El Gobierno de Donald Trump ha instado a los estados a "deshacer" por completo las recientes ampliaciones de los beneficios del programa SNAP (Supplemental Nutrition Assistance Program), en lo que ha sido calificado como un audaz movimiento para "fortalecer la fibra moral y digestiva de la nación". La directriz, que ha causado revuelo en los pasillos de la burocracia estatal, busca revertir las flexibilizaciones implementadas durante la pandemia, cuando la necesidad de alimentar a millones de familias era, según algunos, "exageradamente obvia".
"Hemos sido demasiado generosos", declaró el Subsecretario de Recortes Compasivos, el Dr. Milton "La Tijera" Friedman Jr., durante una teleconferencia secreta filtrada a este medio. "Permitir que la gente tenga acceso a más de tres comidas al día sin un esfuerzo sobrehumano puede, a la larga, crear una peligrosa adicción a la saciedad. ¿Dónde queda la resiliencia? ¿Dónde la creatividad para convertir una migaja en una obra maestra culinaria?". El Dr. Friedman Jr., conocido por su teoría de que el hambre es un "estímulo para el crecimiento personal", añadió que "el estómago vacío es el mejor maestro".

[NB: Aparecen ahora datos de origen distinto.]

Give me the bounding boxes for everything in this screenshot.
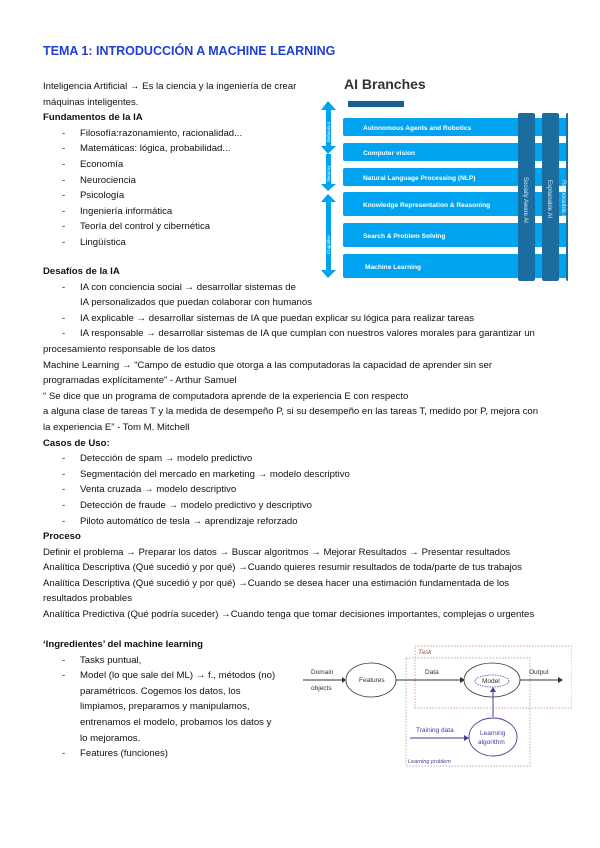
objects-label: objects (311, 685, 332, 692)
list-item: - Piloto automático de tesla → aprendizaje reforzado (43, 514, 538, 530)
branch-label: Search & Problem Solving (363, 233, 446, 240)
text-line: la experiencia E” - Tom M. Mitchell (43, 421, 190, 433)
list-item: - Detección de fraude → modelo predictivo y descriptivo (43, 498, 538, 514)
side-label: Cognitive (326, 235, 331, 254)
list-item: - Psicología (43, 188, 296, 204)
branch-label: Knowledge Representation & Reasoning (363, 202, 491, 209)
list-item-cont: paramétricos. Cogemos los datos, los (80, 685, 241, 697)
learning-label: Learning (480, 730, 506, 737)
list-item: - Neurociencia (43, 173, 296, 189)
text-line: Analítica Descriptiva (Qué sucedió y por qué) →Cuando se desea hacer una estimación fundamentada de los (43, 577, 510, 589)
training-data-label: Training data (416, 727, 454, 734)
list-item: - Segmentación del mercado en marketing → modelo descriptivo (43, 467, 538, 483)
intro-line: máquinas inteligentes. (43, 96, 139, 108)
ingredientes-heading: ‘Ingredientes’ del machine learning (43, 639, 203, 650)
ai-branches-title: AI Branches (344, 76, 426, 92)
algorithm-label: algorithm (478, 739, 505, 746)
ai-branches-diagram (318, 72, 568, 282)
model-label: Model (482, 678, 500, 685)
list-item: - IA explicable → desarrollar sistemas de IA que puedan explicar su lógica para realizar tareas (43, 311, 538, 327)
text-line: resultados probables (43, 593, 133, 605)
column-label: Socially Aware AI (522, 177, 528, 223)
text-line: Definir el problema → Preparar los datos → Buscar algoritmos → Mejorar Resultados → Presentar resultados (43, 546, 511, 558)
list-item: - Lingüística (43, 235, 296, 251)
list-item: - Venta cruzada → modelo descriptivo (43, 482, 538, 498)
output-label: Output (529, 669, 549, 676)
text-line: procesamiento responsable de los datos (43, 343, 216, 355)
list-item-cont: lo mejoramos. (80, 732, 141, 744)
text-line: Machine Learning → “Campo de estudio que otorga a las computadoras la capacidad de aprender sin ser (43, 359, 493, 371)
text-line: Analítica Predictiva (Qué podría suceder) →Cuando tenga que tomar decisiones importantes, complejas o urgentes (43, 609, 535, 621)
ml-diagram (300, 638, 572, 768)
desafios-heading: Desafíos de la IA (43, 266, 120, 277)
list-item-cont: IA personalizados que puedan colaborar con humanos (80, 297, 313, 309)
intro-line: Inteligencia Artificial → Es la ciencia y la ingeniería de crear (43, 81, 297, 92)
list-item: - IA responsable → desarrollar sistemas de IA que cumplan con nuestros valores morales para garantizar un (43, 326, 538, 342)
fundamentos-heading: Fundamentos de la IA (43, 112, 143, 124)
column-label: Responsible AI (560, 180, 566, 221)
data-label: Data (425, 669, 439, 676)
learning-problem-label: Learning problem (408, 759, 451, 765)
intro-section (43, 79, 296, 251)
list-item: - Model (lo que sale del ML) → f., métodos (no) (43, 668, 275, 684)
side-label: Sensory (326, 165, 331, 182)
text-line: programadas explícitamente” - Arthur Samuel (43, 375, 237, 387)
main-text (43, 264, 538, 623)
text-line: Analítica Descriptiva (Qué sucedió y por qué) →Cuando quieres resumir resultados de toda/parte de tus trabajos (43, 562, 522, 574)
page-title: TEMA 1: INTRODUCCIÓN A MACHINE LEARNING (43, 44, 336, 58)
list-item: - Economía (43, 157, 296, 173)
branch-label: Autonomous Agents and Robotics (363, 125, 472, 132)
list-item-cont: entrenamos el modelo, probamos los datos y (80, 716, 272, 728)
list-item: - Filosofía:razonamiento, racionalidad... (43, 126, 296, 142)
proceso-heading: Proceso (43, 531, 81, 543)
branch-label: Computer vision (363, 150, 416, 157)
task-label: Task (418, 649, 432, 656)
features-label: Features (359, 677, 385, 684)
list-item-cont: limpiamos, preparamos y manipulamos, (80, 701, 250, 713)
list-item: - Detección de spam → modelo predictivo (43, 451, 538, 467)
side-label: Behaviour (326, 121, 331, 142)
branch-label: Machine Learning (365, 264, 422, 271)
text-line: a alguna clase de tareas T y la medida de desempeño P, si su desempeño en las tareas T, medido por P, mejora con (43, 406, 539, 418)
text-line: “ Se dice que un programa de computadora aprende de la experiencia E con respecto (43, 390, 409, 402)
ingredientes-section (43, 637, 275, 762)
casos-heading: Casos de Uso: (43, 437, 110, 449)
list-item: - Matemáticas: lógica, probabilidad... (43, 141, 296, 157)
list-item: - IA con conciencia social → desarrollar sistemas de (43, 280, 538, 296)
column-label: Explainable AI (546, 180, 552, 219)
branch-label: Natural Language Processing (NLP) (363, 175, 476, 182)
list-item: - Tasks puntual, (43, 653, 275, 669)
list-item: - Ingeniería informática (43, 204, 296, 220)
list-item: - Teoría del control y cibernética (43, 219, 296, 235)
domain-label: Domain (311, 669, 334, 676)
list-item: - Features (funciones) (43, 746, 275, 762)
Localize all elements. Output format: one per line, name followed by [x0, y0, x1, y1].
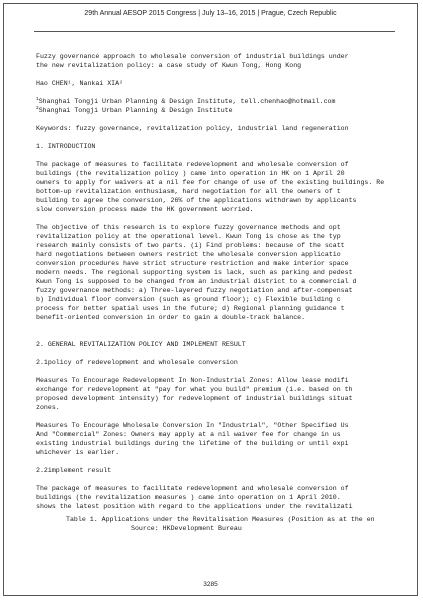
header-rule: [34, 31, 395, 32]
text-line: The objective of this research is to explore fuzzy governance methods and opt: [36, 224, 341, 231]
text-line: Kwun Tong is supposed to be changed from an industrial district to a commercial d: [36, 278, 357, 285]
result-paragraph: [36, 484, 418, 511]
table-caption: Table 1. Applications under the Revitalisation Measures (Position as at the en: [66, 516, 375, 523]
text-line: zones.: [36, 404, 60, 411]
text-line: hard negotiations between owners restrict the wholesale conversion applicatio: [36, 251, 341, 258]
text-line: shows the latest position with regard to the applications under the revitalizati: [36, 503, 353, 510]
title-line: the new revitalization policy: a case study of Kwun Tong, Hong Kong: [36, 62, 302, 69]
text-line: buildings (the revitalization measures ) came into operation on 1 April 2010.: [36, 494, 341, 501]
section-heading: 1. INTRODUCTION: [36, 143, 96, 150]
text-line: Measures To Encourage Redevelopment In Non-Industrial Zones: Allow lease modifi: [36, 377, 349, 384]
affiliation-text: Shanghai Tongji Urban Planning & Design Institute: [38, 107, 233, 114]
section-heading: 2. GENERAL REVITALIZATION POLICY AND IMPLEMENT RESULT: [36, 341, 246, 348]
text-line: existing industrial buildings during the lifetime of the building or until expi: [36, 440, 349, 447]
policy-paragraph-1: [36, 376, 418, 412]
text-line: b) Individual floor conversion (such as ground floor); c) Flexible building c: [36, 296, 341, 303]
text-line: slow conversion process made the HK government worried.: [36, 206, 254, 213]
text-line: The package of measures to facilitate redevelopment and wholesale conversion of: [36, 485, 349, 492]
text-line: And "Commercial" Zones: Owners may apply at a nil waiver fee for change in us: [36, 431, 341, 438]
text-line: owners to apply for waivers at a nil fee for change of use of the existing buildings. Re: [36, 179, 385, 186]
affiliation-1: [36, 97, 418, 106]
text-line: process for better spatial uses in the future; d) Regional planning guidance t: [36, 305, 345, 312]
text-line: proposed development intensity) for redevelopment of industrial buildings situat: [36, 395, 353, 402]
text-line: Measures To Encourage Wholesale Conversion In "Industrial", "Other Specified Us: [36, 422, 349, 429]
title-line: Fuzzy governance approach to wholesale conversion of industrial buildings under: [36, 53, 349, 60]
keywords: Keywords: fuzzy governance, revitalization policy, industrial land regeneration: [36, 125, 349, 132]
text-line: building to agree the conversion, 26% of the applications withdrawn by applicants: [36, 197, 357, 204]
affiliation-sup: 2: [36, 105, 39, 111]
text-line: modern needs. The regional supporting system is lack, such as parking and pedest: [36, 269, 353, 276]
authors: Hao CHEN¹, Nankai XIA²: [36, 80, 124, 87]
text-line: exchange for redevelopment at "pay for what you build" premium (i.e. based on th: [36, 386, 353, 393]
text-line: whichever is earlier.: [36, 449, 120, 456]
text-line: research mainly consists of two parts. (i) Find problems: because of the scatt: [36, 242, 345, 249]
affiliation-2: [36, 106, 418, 115]
text-line: The package of measures to facilitate redevelopment and wholesale conversion of: [36, 161, 349, 168]
affiliation-sup: 1: [36, 96, 39, 102]
table-source: Source: HKDevelopment Bureau: [131, 525, 242, 532]
page-number: 3285: [203, 581, 218, 588]
intro-paragraph-1: [36, 160, 418, 214]
subsection-heading: 2.2implement result: [36, 467, 112, 474]
policy-paragraph-2: [36, 421, 418, 457]
text-line: bottom-up revitalization enthusiasm, hard negotiation for all the owners of t: [36, 188, 341, 195]
text-line: revitalization policy at the operational level. Kwun Tong is chose as the typ: [36, 233, 341, 240]
text-line: buildings (the revitalization policy ) came into operation in HK on 1 April 20: [36, 170, 345, 177]
conference-header: 29th Annual AESOP 2015 Congress | July 13–16, 2015 | Prague, Czech Republic: [84, 10, 337, 17]
text-line: fuzzy governance methods: a) Three-layered fuzzy negotiation and after-compensat: [36, 287, 353, 294]
affiliation-text: Shanghai Tongji Urban Planning & Design Institute, tell.chenhao@hotmail.com: [38, 98, 336, 105]
paper-body: [36, 52, 418, 533]
paper-title: [36, 52, 418, 70]
intro-paragraph-2: [36, 223, 418, 322]
text-line: conversion procedures have strict structure restriction and make interior space: [36, 260, 349, 267]
page-frame: [3, 3, 418, 596]
text-line: benefit-oriented conversion in order to gain a double-track balance.: [36, 314, 306, 321]
subsection-heading: 2.1policy of redevelopment and wholesale conversion: [36, 359, 238, 366]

La administración argumenta que el exceso de calorías no solo es un problema de salud pública, sino también una amenaza a la seguridad nacional, ya que "ciudadanos demasiado llenos son ciudadanos menos motivados a buscar su fortuna y, por ende, menos patriotas". Un portavoz anónimo de alto rango, que prefirió mantenerse en el anonimato para "evitar ser identificado con la compasión desmedida", explicó que la directriz es parte de una iniciativa más amplia para "reinstaurar la gloriosa era de la autodisciplina alimentaria".

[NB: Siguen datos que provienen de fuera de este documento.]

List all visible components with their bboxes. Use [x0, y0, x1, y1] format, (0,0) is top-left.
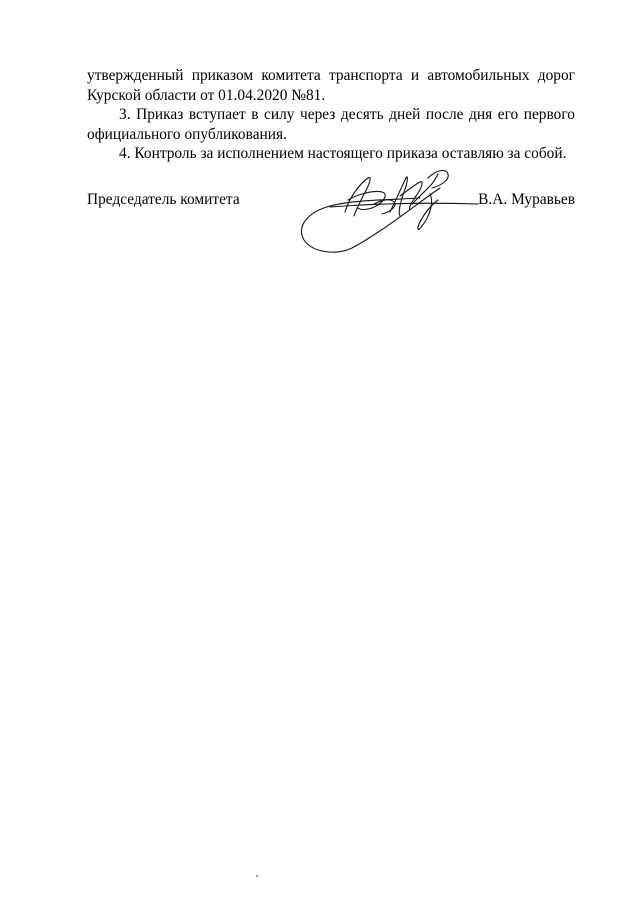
signer-name: В.А. Муравьев — [478, 191, 575, 208]
paragraph-item-3: 3. Приказ вступает в силу через десять дней после дня его первого официального опубликования. — [87, 106, 575, 143]
document-body — [87, 66, 575, 164]
paragraph-item-4: 4. Контроль за исполнением настоящего приказа оставляю за собой. — [119, 145, 567, 162]
page-mark — [256, 875, 258, 877]
paragraph-continuation: утвержденный приказом комитета транспорта и автомобильных дорог Курской области от 01.04.2020 №81. — [87, 67, 575, 104]
handwritten-signature — [290, 160, 490, 260]
signer-title: Председатель комитета — [87, 191, 240, 208]
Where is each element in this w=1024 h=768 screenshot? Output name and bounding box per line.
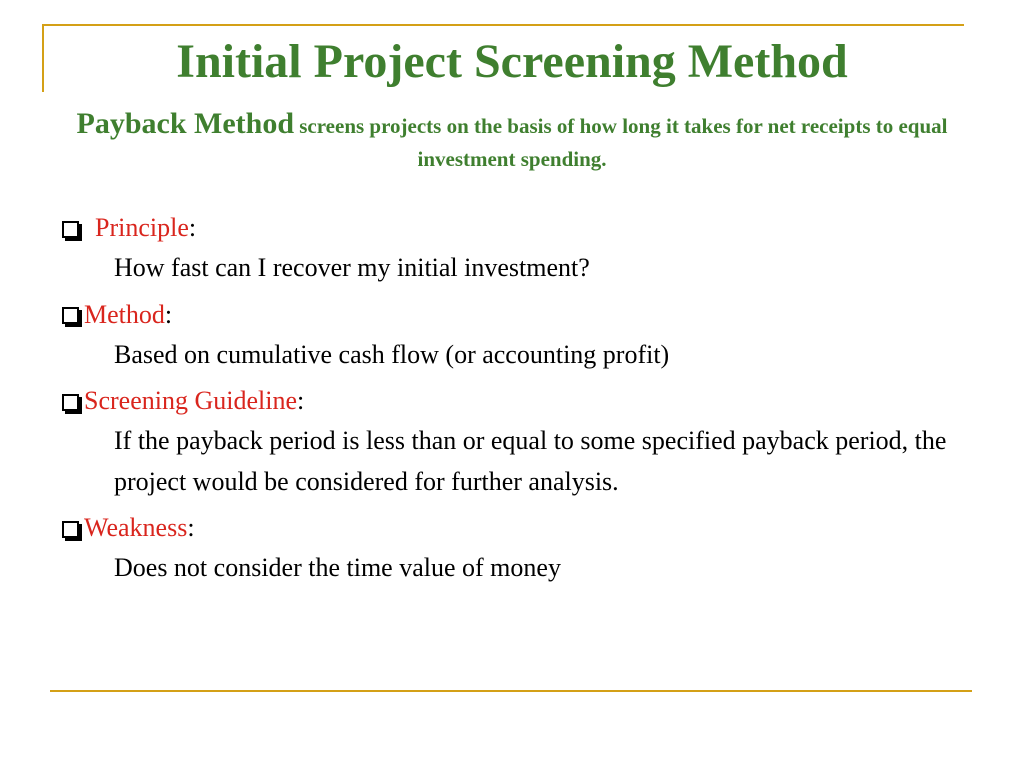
checkbox-square-icon [62,221,79,238]
bullet-label: Method [84,299,165,329]
bullet-head [62,208,962,248]
checkbox-square-icon [62,307,79,324]
bullet-text: How fast can I recover my initial investment? [114,253,590,283]
bullet-label: Weakness [84,513,188,543]
bullet-screening-guideline [62,381,962,502]
bullet-colon: : [297,386,305,416]
bullet-text: Based on cumulative cash flow (or accounting profit) [114,339,670,369]
bullet-colon: : [164,299,173,329]
bullet-method [62,295,962,376]
bottom-rule [50,690,972,692]
checkbox-square-icon [62,521,79,538]
bullet-colon: : [188,213,197,242]
bullet-principle [62,208,962,289]
bullet-text: Does not consider the time value of money [114,553,561,583]
top-rule [42,24,964,26]
bullet-text: If the payback period is less than or equal to some specified payback period, the project would be considered for further analysis. [114,426,947,496]
bullet-weakness [62,508,962,589]
slide-title: Initial Project Screening Method [176,35,848,88]
checkbox-square-icon [62,394,79,411]
slide-subtitle [60,104,964,173]
bullet-list [62,208,962,595]
subtitle-rest: screens projects on the basis of how long it takes for net receipts to equal investment spending. [294,114,948,171]
bullet-head [62,381,962,421]
bullet-colon: : [187,513,195,543]
bullet-label: Principle [95,213,189,242]
bullet-head [62,295,962,335]
bullet-head [62,508,962,548]
subtitle-lead: Payback Method [76,107,294,140]
bullet-label: Screening Guideline [84,386,297,416]
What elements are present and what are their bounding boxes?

"No se trata de quitarle la comida a la gente, ¡Dios nos libre!", exclamó el portavoz, con una risa nerviosa. "Se trata de devolverles la dignidad de la elección. ¿Realmente necesitan esa bandeja de fruta extra, o preferirían la emoción de la caza del último cupón? Es un dilema existencial. Queremos que la gente se pregunte: '¿Necesito esto, o simplemente lo quiero?' Esa introspección es el primer paso hacia la grandeza".
Críticos de la medida, que el gobierno ha tachado de "agoreros de la abundancia", señalan que la reducción de beneficios afectará desproporcionadamente a familias con niños pequeños y ancianos. Sin embargo, el Dr. Friedman Jr. desestimó estas preocupaciones con un gesto desdeñoso. "La adversidad forja el carácter. Los niños aprenderán el valor del último grano de arroz y los ancianos redescubrirán el placer de la frugalidad. Es un plan win-win-win: el estado ahorra, la gente aprende y el carácter nacional se fortalece. ¡Solo falta el himno!".
La polémica está servida, y mientras los estados analizan cómo "deshacer" lo que una vez hicieron, millones de estadounidenses se preparan para el próximo capítulo de la "dieta patriótica" impuesta desde Washington. Las mesas del país, prometen desde la capital, serán un poco más ligeras, pero "mucho más ricas en significado".